周述宣托腮瞧著她,她爹是天下聞名的謀士,她真有幾分本事也未可知。不過他現在是龍困淺灘,不如一試。“不能說明什麽,你自己有什麽本事?”
妙荔信心滿滿,“王爺盡可提要求。”
周述宣對她招了招手,“過來。”
妙荔聽話的過去,跪在他腳邊,看他拿起鞭子,身體不受控製的抖了一下。周述宣輕笑一聲,放下鞭子,從旁邊拿出一個小盒子。打開後清香撲鼻,用手指挑了一點藥膏輕輕的塗在她傷口上。
做為周述宣的侍妾,不是沒有和他做過更親密的事。可因為他這個幾分溫柔的動作,妙荔的臉有些發紅。
周述宣塗完後把盒之扔給她,拿了一方繡帕出來嫌棄的擦了擦自己的手指,一邊說:“聽說太子妃有了身孕,不知是男是女。本王不想讓天下所有人知道那孩子是男是女,你辦得到嗎?”

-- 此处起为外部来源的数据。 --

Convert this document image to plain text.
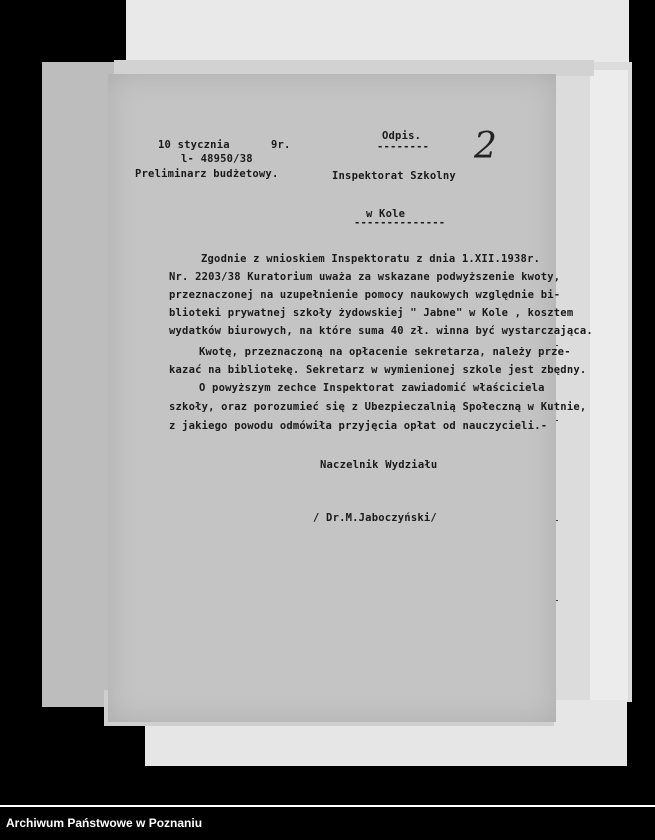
10 stycznia	9r.
l- 48950/38
Preliminarz budżetowy.
Odpis.
-------- 2
Inspektorat Szkolny
w Kole
--------------
Zgodnie z wnioskiem Inspektoratu z dnia 1.XII.1938r.
Nr. 2203/38 Kuratorium uważa za wskazane podwyższenie kwoty,
przeznaczonej na uzupełnienie pomocy naukowych względnie bi-
blioteki prywatnej szkoły żydowskiej " Jabne" w Kole , kosztem
wydatków biurowych, na które suma 40 zł. winna być wystarczająca.
Kwotę, przeznaczoną na opłacenie sekretarza, należy prze-
kazać na bibliotekę. Sekretarz w wymienionej szkole jest zbędny.
O powyższym zechce Inspektorat zawiadomić właściciela
szkoły, oraz porozumieć się z Ubezpieczalnią Społeczną w Kutnie,
z jakiego powodu odmówiła przyjęcia opłat od nauczycieli.-
Naczelnik Wydziału
/ Dr.M.Jaboczyński/
Archiwum Państwowe w Poznaniu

太子妃在東宮,她在王府,若真能辦到,還算有幾分本事。
太子的事麽?妙荔嗤之以鼻,太子幾乎滅了她滿門,她殺他一個孩子又如何?
“可以一試。”
誰也不知道那塊雲彩下有雨,看她信心滿滿的樣子,他也願意試試。“那你便試,有什麽需要就和本王說。”
自那天以後,周述宣再沒見過妙荔。再出現在時,已是冬至節了。卻是以小廝裝扮出現的,周述宣一開始還沒認出她,細細瞧了幾眼才看出來。
頗有英氣的劍眉,狹長上挑的丹鳳眼,吹彈可破的肌膚,一身素衣掩蓋不了渾身的風流氣度,好一個清俊的小廝。
周述宣放下手中的書問她,“何事?”
聽了她上次那番話後,周述宣心情平和多了,不再和自己較勁。把心思都放在研究醫書上,治好腿比什麽都要緊。
妙荔小心翼翼的說:“奴婢想讓王爺帶奴婢進宮。”
冬至節皇上在禦花園內宴請群臣,周述宣也在受邀之列,他母妃死在今天,以往的冬至宴沒有他。大概這次是皇上怕他為腿疾傷心,特意讓他入宮。